Ten years after it emerged Google had tracked Safari users browser history, the landmark case is to go before the Supreme Court
Google is to face more legal challenges it never wanted in a British courtroom over its data collection practices over a decade ago.
The case centres over whether Google allegedly misused Safari’s security settings in order to track user activity of 4.4 million iPhone users between September 2011 and February 2012.
Safari is designed to block tracking by default, but Google a decade ago apparently bypassed this feature (the so called ‘Safari Workaround’) to place cookies that gathered information on users and their habits so the search giant could deliver more targeted adverts.
Route to Supreme Court
That move was not without repercussions around the world.
For example in 2013 Google had to pay a $17 million (£12.2m) settlement to 37 US states to resolve the allegations the company violated consumer privacy by using tracking cookies.
Google then sought to move the court case to the United States, but the UK Appeal court ruled in 2015 that the lawsuit could be filed in the UK.
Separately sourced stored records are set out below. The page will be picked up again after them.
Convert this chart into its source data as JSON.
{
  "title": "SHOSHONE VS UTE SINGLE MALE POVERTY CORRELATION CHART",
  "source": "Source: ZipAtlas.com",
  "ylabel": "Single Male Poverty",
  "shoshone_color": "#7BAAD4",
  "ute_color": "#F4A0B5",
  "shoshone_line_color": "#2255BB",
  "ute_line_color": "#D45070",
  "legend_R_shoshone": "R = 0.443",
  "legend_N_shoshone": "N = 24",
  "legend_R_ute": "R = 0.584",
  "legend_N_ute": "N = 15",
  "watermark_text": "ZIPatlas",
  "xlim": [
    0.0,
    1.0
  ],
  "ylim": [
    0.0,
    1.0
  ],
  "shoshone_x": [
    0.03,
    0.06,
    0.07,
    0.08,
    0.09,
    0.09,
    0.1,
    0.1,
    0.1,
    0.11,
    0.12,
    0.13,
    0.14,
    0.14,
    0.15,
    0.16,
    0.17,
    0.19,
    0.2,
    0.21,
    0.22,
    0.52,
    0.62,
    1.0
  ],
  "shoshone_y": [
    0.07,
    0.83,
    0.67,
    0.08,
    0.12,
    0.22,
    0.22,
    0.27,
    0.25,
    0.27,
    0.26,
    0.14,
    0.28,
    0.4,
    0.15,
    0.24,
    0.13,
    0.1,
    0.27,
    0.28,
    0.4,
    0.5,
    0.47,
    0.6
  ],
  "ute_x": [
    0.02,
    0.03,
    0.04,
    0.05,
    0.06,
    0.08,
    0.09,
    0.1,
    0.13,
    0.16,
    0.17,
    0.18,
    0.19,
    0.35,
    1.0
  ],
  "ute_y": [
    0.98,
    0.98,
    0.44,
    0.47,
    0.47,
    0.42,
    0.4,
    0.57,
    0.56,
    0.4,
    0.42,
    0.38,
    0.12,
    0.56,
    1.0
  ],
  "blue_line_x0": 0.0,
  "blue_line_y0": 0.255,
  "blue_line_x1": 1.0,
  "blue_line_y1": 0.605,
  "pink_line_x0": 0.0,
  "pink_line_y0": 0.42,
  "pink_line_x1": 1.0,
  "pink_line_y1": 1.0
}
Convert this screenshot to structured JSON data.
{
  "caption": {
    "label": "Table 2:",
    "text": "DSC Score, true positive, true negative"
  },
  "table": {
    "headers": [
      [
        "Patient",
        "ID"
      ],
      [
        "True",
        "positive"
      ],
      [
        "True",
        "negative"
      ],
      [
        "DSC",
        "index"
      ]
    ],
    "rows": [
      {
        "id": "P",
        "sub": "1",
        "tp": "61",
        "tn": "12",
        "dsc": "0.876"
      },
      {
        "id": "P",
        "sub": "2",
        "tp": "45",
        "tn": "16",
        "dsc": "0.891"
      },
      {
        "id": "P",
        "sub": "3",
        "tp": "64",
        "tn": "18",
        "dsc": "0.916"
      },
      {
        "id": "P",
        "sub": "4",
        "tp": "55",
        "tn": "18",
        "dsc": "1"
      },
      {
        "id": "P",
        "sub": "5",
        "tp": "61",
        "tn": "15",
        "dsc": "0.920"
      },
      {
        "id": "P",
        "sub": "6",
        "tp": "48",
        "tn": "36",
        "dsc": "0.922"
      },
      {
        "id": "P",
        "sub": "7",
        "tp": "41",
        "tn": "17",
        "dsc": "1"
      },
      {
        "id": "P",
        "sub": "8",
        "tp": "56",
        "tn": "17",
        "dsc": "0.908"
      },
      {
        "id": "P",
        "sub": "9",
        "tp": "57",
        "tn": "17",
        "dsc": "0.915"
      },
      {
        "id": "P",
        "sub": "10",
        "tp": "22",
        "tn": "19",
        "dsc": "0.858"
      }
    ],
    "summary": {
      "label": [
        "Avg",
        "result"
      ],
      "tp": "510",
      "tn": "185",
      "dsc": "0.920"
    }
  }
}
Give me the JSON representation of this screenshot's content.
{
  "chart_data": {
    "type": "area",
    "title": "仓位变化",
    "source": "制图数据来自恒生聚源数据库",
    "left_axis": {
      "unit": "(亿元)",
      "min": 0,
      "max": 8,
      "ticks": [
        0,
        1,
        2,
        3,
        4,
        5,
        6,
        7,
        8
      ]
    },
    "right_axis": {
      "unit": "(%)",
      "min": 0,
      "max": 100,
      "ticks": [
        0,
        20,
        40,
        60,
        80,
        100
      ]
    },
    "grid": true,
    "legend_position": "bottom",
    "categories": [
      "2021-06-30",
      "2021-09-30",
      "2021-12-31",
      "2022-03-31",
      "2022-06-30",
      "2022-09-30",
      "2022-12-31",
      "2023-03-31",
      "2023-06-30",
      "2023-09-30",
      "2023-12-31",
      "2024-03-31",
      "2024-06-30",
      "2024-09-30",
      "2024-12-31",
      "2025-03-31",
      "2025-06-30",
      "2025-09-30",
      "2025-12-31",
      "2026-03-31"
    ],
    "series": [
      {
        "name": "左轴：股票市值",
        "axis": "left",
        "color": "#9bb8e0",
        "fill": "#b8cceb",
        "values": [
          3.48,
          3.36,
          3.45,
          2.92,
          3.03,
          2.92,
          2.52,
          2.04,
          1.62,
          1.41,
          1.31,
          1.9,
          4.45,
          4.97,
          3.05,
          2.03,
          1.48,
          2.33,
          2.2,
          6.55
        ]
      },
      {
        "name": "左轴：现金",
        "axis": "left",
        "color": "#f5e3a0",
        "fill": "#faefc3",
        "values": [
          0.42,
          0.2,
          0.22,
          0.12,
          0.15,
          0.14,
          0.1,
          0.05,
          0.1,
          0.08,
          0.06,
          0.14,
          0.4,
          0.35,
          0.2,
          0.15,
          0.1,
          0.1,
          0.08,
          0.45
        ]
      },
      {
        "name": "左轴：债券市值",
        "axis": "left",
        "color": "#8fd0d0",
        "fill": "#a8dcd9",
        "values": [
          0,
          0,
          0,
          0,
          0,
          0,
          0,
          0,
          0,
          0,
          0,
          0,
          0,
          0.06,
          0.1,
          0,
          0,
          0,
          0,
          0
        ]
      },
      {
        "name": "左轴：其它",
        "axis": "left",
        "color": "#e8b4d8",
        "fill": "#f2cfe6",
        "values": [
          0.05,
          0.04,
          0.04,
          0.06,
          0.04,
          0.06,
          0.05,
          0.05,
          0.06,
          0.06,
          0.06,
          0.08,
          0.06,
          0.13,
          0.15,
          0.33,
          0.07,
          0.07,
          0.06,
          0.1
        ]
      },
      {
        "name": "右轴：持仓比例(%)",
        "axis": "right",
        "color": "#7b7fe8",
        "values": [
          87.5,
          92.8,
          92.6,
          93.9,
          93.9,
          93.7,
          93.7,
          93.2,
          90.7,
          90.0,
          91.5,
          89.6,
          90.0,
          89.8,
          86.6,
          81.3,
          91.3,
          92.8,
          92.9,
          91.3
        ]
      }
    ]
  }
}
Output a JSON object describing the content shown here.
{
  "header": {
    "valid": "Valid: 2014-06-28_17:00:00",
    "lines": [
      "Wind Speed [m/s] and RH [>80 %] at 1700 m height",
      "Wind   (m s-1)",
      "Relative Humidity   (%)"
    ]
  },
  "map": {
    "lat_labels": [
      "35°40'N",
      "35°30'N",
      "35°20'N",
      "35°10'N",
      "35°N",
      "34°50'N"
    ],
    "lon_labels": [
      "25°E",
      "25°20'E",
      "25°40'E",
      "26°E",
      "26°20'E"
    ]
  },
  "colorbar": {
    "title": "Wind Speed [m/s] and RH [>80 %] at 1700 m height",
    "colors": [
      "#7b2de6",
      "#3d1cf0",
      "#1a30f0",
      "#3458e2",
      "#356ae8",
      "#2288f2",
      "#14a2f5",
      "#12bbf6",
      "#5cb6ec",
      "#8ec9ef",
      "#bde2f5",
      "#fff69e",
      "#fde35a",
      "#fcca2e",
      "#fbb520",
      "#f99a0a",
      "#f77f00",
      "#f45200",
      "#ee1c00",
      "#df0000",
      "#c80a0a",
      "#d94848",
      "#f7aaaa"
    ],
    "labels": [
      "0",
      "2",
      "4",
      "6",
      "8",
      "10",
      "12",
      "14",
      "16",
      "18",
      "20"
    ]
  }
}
After that in 2017 Google was hit another lawsuit over the matter, but in October 2018 London’s High Court ruled that Google’s alleged role in the collection, collation and use of data from the browser was wrongful and a breach of duty, but claimants had not suffered “damage” as specified by Britain’s Data Protection Act.
But in October 2019 the Court of Appeals in London overturned that ruling.
Supreme court case
Richard Lloyd, the former director of consumer group Which? and the representative claimant in the mass action, was quoted as saying at the time that the Appeals court ruling “sends a very clear message to Google and other large tech companies: you are not above the law.”
And now Lloyd can bring the case against Google at the Supreme Court in London.
However the BBC noted that this two day hearing will not be about the actual claim itself, but whether the complainant Richard Lloyd can bring it on behalf of those affected.
If the case is allowed to go ahead, many others are likely to follow.